Per fare un solo esempio, c'è il "decreto Gentiloni"
del 2 gennaio scorso, per il contrasto alla
pedofilia on line. Esso costituisce uno sviluppo molto
pericoloso delle prime azioni di
"oscuramento" dei siti internet del gioco
d'azzardo illegale (vedi Illegale
l'operatore o illegittimo il decreto? di Andrea
Pascerini, su InterLex). Si tratta
di una vera e propria censura digitale, per la quale
il decreto Gentiloni impone di mettere in piedi un'apposita
infrastruttura tecnologica. Con lo
strumento a disposizione, altre "autorità"
potrebbero cedere alla tentazione di usarlo. Nei
prossimi giorni affronteremo l'argomento su Interlex.
Un altro problema ignorato dallo schema governativo
è quello dell'accesso alla professione giornalistica.

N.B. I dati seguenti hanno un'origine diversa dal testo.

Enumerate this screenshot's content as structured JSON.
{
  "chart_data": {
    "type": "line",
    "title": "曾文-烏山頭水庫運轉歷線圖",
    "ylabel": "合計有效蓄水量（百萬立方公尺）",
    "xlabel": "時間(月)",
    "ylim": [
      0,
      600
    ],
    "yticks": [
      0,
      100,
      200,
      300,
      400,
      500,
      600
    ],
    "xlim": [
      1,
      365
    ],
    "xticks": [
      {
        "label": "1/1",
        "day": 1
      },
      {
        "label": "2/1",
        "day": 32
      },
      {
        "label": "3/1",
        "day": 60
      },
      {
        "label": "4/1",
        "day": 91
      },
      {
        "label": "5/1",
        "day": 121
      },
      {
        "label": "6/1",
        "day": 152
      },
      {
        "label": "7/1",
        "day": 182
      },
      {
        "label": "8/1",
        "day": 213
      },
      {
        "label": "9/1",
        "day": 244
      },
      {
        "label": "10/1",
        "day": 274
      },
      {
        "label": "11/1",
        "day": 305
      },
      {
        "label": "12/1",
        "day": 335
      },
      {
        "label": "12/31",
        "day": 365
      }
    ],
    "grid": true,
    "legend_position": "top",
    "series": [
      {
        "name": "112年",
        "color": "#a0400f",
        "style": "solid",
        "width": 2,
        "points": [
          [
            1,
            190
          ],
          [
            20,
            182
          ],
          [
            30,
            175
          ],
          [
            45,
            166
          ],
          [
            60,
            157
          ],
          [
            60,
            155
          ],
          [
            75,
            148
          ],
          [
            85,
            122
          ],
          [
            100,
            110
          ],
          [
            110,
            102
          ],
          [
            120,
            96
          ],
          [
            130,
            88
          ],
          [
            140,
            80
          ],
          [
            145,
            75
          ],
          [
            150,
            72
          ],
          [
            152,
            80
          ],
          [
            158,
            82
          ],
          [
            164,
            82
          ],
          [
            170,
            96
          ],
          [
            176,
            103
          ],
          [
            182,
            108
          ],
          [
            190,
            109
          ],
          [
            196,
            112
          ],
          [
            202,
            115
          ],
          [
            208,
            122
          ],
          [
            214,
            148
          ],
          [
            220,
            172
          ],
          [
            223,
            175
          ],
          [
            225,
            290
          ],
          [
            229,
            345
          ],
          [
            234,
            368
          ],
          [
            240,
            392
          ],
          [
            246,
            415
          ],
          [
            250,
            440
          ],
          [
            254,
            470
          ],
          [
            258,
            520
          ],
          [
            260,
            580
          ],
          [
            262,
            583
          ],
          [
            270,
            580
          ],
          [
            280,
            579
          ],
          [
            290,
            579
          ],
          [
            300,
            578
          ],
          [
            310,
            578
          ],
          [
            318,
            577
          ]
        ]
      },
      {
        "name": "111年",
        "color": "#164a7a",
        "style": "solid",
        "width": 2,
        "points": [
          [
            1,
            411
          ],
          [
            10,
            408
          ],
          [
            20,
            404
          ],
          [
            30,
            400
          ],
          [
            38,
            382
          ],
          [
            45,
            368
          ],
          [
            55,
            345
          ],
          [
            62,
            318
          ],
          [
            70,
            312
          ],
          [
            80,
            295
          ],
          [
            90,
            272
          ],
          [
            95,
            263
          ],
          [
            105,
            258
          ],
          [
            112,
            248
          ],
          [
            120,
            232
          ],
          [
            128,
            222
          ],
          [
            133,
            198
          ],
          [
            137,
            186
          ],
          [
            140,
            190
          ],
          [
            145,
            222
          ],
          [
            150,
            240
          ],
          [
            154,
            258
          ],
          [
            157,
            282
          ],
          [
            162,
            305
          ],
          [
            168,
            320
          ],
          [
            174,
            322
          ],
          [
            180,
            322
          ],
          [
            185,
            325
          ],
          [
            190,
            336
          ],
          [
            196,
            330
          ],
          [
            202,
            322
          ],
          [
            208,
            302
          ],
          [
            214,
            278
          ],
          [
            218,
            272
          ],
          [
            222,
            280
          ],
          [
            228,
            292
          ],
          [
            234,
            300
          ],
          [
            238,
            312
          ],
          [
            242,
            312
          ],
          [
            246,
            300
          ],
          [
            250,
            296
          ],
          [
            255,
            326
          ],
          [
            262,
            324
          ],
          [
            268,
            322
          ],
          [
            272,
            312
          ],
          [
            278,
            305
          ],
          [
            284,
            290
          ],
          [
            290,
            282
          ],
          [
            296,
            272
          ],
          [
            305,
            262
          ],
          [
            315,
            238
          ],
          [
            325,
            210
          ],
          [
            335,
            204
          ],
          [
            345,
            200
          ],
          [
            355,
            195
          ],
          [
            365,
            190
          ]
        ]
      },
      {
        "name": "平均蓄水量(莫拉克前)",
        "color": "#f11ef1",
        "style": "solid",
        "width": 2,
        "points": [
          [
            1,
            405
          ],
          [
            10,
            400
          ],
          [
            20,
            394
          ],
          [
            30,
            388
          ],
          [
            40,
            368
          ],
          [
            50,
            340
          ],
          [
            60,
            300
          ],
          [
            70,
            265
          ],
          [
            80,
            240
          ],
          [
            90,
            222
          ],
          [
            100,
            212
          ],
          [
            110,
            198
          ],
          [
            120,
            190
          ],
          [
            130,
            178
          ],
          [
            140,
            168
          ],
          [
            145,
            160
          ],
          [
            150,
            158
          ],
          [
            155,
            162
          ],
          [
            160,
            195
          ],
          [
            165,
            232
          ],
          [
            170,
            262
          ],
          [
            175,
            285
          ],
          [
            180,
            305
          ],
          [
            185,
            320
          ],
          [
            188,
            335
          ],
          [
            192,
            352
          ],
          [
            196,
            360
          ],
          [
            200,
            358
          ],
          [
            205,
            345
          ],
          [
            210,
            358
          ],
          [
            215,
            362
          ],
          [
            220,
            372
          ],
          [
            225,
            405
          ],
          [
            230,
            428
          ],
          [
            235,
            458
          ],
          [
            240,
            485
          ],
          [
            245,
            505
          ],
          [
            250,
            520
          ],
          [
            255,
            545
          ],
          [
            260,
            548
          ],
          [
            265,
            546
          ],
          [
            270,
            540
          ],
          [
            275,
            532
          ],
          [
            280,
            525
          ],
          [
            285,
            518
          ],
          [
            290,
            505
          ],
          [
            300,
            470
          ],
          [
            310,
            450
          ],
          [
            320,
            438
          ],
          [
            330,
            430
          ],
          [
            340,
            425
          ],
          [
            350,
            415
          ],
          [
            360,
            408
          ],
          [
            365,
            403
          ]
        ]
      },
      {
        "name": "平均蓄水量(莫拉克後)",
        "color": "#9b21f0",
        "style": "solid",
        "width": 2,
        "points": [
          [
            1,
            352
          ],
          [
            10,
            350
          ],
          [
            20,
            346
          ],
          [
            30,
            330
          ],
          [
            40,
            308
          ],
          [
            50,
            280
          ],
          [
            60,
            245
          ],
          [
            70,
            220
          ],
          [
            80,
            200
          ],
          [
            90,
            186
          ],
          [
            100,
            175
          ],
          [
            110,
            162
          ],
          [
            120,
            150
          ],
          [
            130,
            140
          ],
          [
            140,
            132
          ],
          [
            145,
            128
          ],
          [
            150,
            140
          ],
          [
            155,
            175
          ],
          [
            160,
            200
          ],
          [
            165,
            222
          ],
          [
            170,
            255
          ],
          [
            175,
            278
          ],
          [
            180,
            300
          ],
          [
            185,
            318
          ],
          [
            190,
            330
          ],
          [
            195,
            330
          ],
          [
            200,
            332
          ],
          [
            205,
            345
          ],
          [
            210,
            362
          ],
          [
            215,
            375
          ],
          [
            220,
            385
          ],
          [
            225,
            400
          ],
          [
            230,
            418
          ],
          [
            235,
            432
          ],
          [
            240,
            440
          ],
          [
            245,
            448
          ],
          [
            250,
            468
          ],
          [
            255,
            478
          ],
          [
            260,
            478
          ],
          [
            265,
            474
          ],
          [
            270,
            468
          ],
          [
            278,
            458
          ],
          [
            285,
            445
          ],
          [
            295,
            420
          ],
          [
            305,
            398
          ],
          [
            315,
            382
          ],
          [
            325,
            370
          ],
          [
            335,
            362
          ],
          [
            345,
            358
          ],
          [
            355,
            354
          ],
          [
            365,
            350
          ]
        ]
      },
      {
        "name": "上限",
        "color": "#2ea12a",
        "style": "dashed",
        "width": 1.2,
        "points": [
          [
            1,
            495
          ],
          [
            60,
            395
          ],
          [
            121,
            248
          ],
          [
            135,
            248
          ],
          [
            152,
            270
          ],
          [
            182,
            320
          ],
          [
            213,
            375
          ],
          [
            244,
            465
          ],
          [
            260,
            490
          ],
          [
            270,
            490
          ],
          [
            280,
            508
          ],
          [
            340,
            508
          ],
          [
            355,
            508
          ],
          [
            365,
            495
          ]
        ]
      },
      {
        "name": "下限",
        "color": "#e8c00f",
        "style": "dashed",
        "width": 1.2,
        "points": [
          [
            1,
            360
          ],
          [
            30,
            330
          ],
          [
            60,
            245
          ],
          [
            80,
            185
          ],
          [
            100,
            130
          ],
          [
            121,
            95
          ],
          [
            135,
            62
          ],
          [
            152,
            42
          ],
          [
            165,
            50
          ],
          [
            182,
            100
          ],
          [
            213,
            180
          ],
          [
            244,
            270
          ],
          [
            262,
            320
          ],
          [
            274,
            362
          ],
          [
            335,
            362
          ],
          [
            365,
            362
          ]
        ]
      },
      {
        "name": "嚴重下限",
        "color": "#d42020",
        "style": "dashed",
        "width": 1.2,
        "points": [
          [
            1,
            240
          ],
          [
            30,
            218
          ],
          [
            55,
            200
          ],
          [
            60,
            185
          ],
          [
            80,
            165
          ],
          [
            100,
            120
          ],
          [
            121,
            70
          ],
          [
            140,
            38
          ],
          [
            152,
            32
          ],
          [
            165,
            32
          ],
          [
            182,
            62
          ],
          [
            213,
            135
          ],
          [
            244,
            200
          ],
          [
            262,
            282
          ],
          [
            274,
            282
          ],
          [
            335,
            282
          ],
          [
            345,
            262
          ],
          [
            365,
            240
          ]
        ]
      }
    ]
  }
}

Si dirà che esso rientra nel disegno di riforma degli
ordini professionali, ma è una questione essenziale
in una riforma dell'editoria che si propone di
ridisegnare l'intero settore anche nell'ottica
dell'informazione elettronica.
Ancora, non si pone la questione della registrazione
dei periodici presso il tribunale, quando c'è il
Registro degli operatori di comunicazione tenuto
dall'Autorità per le garanzie. A che servono due
registri? Qualcuno pensa ancora che i giornalisti
siano pericolosi sovversivi, da affidare alla
sorveglianza costante di un giudice?